Super Express: - Gromiąc Legię powetowaliście sobie wszystkie upokorzenia, jakich doznaliście od warszawian w poprzednim sezonie?

Łukasz Trałka: -Musimy zapomnieć o tym co się stało w poprzednich rozgrywkach. Już nie da się tego zmienić. Przeżyliśmy co swoje. To zwycięstwo nie było żadną zemstą na Legii. Chcieliśmy dobrze wejść w nowy sezon i najważniejsze, że to się udało. Nie często strzela się cztery gole przy Łazienkowskiej, pokazaliśmy i kibicom i sobie, że ciężka praca w czasie letnich przygotowań przyniosła efekty.

- Przy każdej bramce dla Lecha udział mieli nowi zawodnicy – po golu zdobyli Maciej Makuszewski i Lasse Nielsen, a dwa wracający z wypożyczenia do Arki Dariusz Formella. Asystował Radosław Majewski. Jak jako kapitan oceniasz nabytki klubu?

- Sprawdzili się (śmiech).  Przecież po to do nas przyszli żeby strzelać. A tak na poważnie, to fajnie, że chłopaki dobrze się wprowadzili do drużyny, ale wygrana w Superpucharze to zasługa wszystkich, a nie trzech, czy czterech.

- Gdyby porównać pozbawioną uczestników Euro Legię, z warszawską drużyną z poprzedniego sezonu, to…

- Ta była zdecydowanie słabsza. Ale to normalne, bo u rywali zabrakło przecież pięciu czołowych zawodników. Jak wrócą do gry po urlopach, to będzie zupełnie inny zespół.  Jednak, tak słabej Legii jak dziś, nie pamiętam.

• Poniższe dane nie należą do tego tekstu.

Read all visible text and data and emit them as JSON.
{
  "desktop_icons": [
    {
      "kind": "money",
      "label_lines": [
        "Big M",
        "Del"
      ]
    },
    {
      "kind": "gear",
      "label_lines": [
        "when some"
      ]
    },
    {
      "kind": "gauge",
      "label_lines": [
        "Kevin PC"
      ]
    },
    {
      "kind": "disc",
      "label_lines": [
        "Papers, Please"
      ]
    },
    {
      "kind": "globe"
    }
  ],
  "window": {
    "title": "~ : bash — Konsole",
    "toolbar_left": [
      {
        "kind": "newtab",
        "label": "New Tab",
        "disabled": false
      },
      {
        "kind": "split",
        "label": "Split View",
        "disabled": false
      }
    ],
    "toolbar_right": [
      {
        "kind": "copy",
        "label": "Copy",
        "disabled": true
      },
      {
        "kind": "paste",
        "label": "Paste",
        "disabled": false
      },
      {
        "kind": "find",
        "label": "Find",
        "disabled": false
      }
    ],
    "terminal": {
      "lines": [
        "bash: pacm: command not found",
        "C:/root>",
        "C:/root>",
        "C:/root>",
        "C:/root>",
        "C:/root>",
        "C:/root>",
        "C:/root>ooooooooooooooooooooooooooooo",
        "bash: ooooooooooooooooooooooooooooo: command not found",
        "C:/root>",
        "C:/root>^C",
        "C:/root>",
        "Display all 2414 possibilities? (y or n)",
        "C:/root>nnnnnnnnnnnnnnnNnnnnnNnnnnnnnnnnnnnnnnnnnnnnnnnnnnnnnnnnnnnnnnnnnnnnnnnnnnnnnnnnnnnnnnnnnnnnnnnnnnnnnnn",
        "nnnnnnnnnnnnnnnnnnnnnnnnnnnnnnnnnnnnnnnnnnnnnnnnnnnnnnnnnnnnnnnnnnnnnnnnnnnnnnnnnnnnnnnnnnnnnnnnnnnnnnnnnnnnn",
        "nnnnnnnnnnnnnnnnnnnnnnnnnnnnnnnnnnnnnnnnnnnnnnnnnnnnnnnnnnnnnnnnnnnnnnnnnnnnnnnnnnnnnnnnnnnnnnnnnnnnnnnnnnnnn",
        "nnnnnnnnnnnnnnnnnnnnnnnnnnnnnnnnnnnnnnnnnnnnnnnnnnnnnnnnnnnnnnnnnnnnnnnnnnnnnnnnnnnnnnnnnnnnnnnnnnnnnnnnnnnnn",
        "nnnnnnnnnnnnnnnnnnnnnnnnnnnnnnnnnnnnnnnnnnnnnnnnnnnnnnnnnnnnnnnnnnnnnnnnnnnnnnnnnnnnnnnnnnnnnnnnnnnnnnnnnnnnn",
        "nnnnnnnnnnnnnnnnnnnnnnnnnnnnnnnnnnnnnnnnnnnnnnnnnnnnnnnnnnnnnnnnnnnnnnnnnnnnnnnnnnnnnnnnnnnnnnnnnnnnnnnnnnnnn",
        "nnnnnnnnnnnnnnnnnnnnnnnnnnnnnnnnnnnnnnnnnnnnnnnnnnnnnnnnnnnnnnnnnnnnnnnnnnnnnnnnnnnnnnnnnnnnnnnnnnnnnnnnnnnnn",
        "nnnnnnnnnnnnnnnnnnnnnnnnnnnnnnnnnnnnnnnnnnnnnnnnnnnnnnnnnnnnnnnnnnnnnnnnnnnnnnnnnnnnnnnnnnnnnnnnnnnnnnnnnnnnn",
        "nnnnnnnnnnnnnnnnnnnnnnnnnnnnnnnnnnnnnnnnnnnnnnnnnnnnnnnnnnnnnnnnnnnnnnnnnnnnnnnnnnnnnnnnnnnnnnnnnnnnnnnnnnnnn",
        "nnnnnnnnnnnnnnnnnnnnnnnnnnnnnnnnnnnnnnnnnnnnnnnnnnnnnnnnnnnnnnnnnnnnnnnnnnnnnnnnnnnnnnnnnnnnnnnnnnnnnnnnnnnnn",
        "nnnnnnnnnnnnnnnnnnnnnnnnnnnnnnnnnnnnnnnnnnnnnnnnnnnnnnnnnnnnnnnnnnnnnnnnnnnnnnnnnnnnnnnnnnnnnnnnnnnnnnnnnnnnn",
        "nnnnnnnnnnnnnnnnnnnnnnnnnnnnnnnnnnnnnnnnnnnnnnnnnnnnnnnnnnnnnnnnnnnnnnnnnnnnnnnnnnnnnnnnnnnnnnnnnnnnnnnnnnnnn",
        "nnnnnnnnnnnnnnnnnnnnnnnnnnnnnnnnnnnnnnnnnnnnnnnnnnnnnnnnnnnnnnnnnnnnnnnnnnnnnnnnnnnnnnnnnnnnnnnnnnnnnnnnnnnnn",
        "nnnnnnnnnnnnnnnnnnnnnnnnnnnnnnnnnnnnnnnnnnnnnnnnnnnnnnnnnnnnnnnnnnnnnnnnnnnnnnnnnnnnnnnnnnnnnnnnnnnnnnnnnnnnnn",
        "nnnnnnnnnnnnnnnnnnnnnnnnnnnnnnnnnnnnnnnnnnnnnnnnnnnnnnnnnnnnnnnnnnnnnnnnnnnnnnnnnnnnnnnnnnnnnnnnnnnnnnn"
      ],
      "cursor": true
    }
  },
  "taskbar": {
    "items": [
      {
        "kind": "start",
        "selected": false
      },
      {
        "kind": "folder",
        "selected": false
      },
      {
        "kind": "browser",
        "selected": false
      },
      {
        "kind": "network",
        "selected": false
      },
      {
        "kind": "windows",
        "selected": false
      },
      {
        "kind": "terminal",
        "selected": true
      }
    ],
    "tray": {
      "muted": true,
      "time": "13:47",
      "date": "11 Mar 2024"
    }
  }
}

- Przed poprzednim sezonem też pokonaliście Legię w Superpucharze, a potem w lidze była katastrofa. Nie boisz się, że teraz może dojść do powtórki?

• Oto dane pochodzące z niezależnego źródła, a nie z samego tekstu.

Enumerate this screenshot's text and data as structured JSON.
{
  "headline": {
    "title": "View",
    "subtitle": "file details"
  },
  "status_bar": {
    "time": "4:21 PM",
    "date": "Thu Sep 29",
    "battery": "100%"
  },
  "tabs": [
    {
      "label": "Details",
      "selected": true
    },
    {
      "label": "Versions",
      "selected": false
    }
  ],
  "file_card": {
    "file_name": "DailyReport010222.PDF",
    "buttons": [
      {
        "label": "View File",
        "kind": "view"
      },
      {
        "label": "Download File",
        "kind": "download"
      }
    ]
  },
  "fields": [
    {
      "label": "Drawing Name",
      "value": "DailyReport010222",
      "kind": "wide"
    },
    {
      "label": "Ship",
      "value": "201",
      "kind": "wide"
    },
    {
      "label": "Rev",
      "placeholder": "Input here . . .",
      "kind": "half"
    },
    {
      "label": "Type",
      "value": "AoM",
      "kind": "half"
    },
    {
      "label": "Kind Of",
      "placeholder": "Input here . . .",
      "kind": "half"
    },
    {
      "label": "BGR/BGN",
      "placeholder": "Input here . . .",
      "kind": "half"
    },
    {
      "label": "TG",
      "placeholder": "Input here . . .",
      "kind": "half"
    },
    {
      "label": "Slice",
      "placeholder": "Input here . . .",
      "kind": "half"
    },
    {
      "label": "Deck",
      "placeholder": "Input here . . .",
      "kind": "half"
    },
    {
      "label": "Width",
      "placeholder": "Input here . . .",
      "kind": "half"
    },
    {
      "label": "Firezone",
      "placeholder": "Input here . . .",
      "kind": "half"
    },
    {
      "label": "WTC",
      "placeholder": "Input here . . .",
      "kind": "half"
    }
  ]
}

- Nie wierzę w żadne zabobony, przesądy. Tych dwóch spotkań nie ma co ze sobą porównywać. Choćby dlatego, że teraz wygraliśmy wyżej. Mamy nowe cele i nie ma co wracać do przeszłości.

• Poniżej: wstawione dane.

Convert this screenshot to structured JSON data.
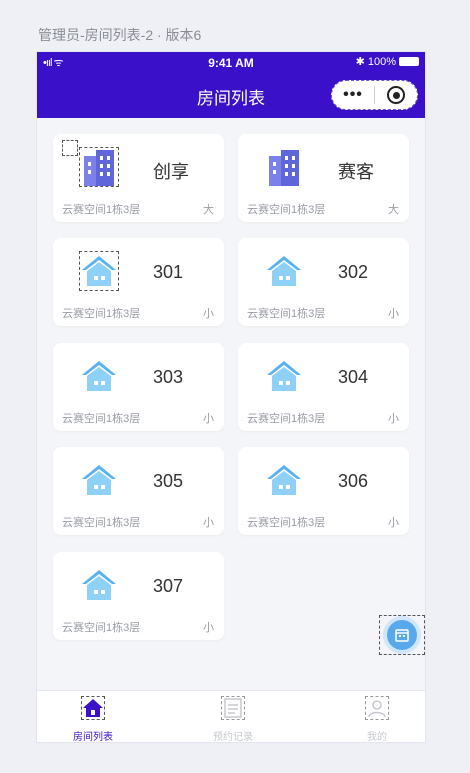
{
  "artboard_title": "管理员-房间列表-2 · 版本6",
  "status_bar": {
    "signal": "•ııl ᯤ",
    "time": "9:41 AM",
    "battery": "✱ 100%"
  },
  "nav": {
    "title": "房间列表",
    "more_icon": "•••"
  },
  "rooms": [
    {
      "name": "创享",
      "location": "云赛空间1栋3层",
      "size": "大",
      "icon": "building-icon"
    },
    {
      "name": "赛客",
      "location": "云赛空间1栋3层",
      "size": "大",
      "icon": "building-icon"
    },
    {
      "name": "301",
      "location": "云赛空间1栋3层",
      "size": "小",
      "icon": "house-icon"
    },
    {
      "name": "302",
      "location": "云赛空间1栋3层",
      "size": "小",
      "icon": "house-icon"
    },
    {
      "name": "303",
      "location": "云赛空间1栋3层",
      "size": "小",
      "icon": "house-icon"
    },
    {
      "name": "304",
      "location": "云赛空间1栋3层",
      "size": "小",
      "icon": "house-icon"
    },
    {
      "name": "305",
      "location": "云赛空间1栋3层",
      "size": "小",
      "icon": "house-icon"
    },
    {
      "name": "306",
      "location": "云赛空间1栋3层",
      "size": "小",
      "icon": "house-icon"
    },
    {
      "name": "307",
      "location": "云赛空间1栋3层",
      "size": "小",
      "icon": "house-icon"
    }
  ],
  "tabs": [
    {
      "label": "房间列表",
      "icon": "home-icon",
      "active": true
    },
    {
      "label": "预约记录",
      "icon": "document-icon",
      "active": false
    },
    {
      "label": "我的",
      "icon": "profile-icon",
      "active": false
    }
  ],
  "colors": {
    "primary": "#3a11c9",
    "house": "#5cb6f0",
    "building": "#6a6fe0",
    "fab": "#59a8ec"
  }
}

- Dodały wam pewności siebie słowa trenera Jana Urbana, który przed meczem z Legią powiedział,  że w nadchodzącym sezonie Lech będzie walczył o mistrzostwo Polski?

- Podpisując kontrakt w Poznaniu każdy wie, że co sezon trzeba walczyć o mistrzostwo. Takie są wymagania. Nie inaczej będzie w tych rozgrywkach. Cała sztuka polega nam tym, żeby umieć te oczekiwania udźwignąć i wygrać ligę.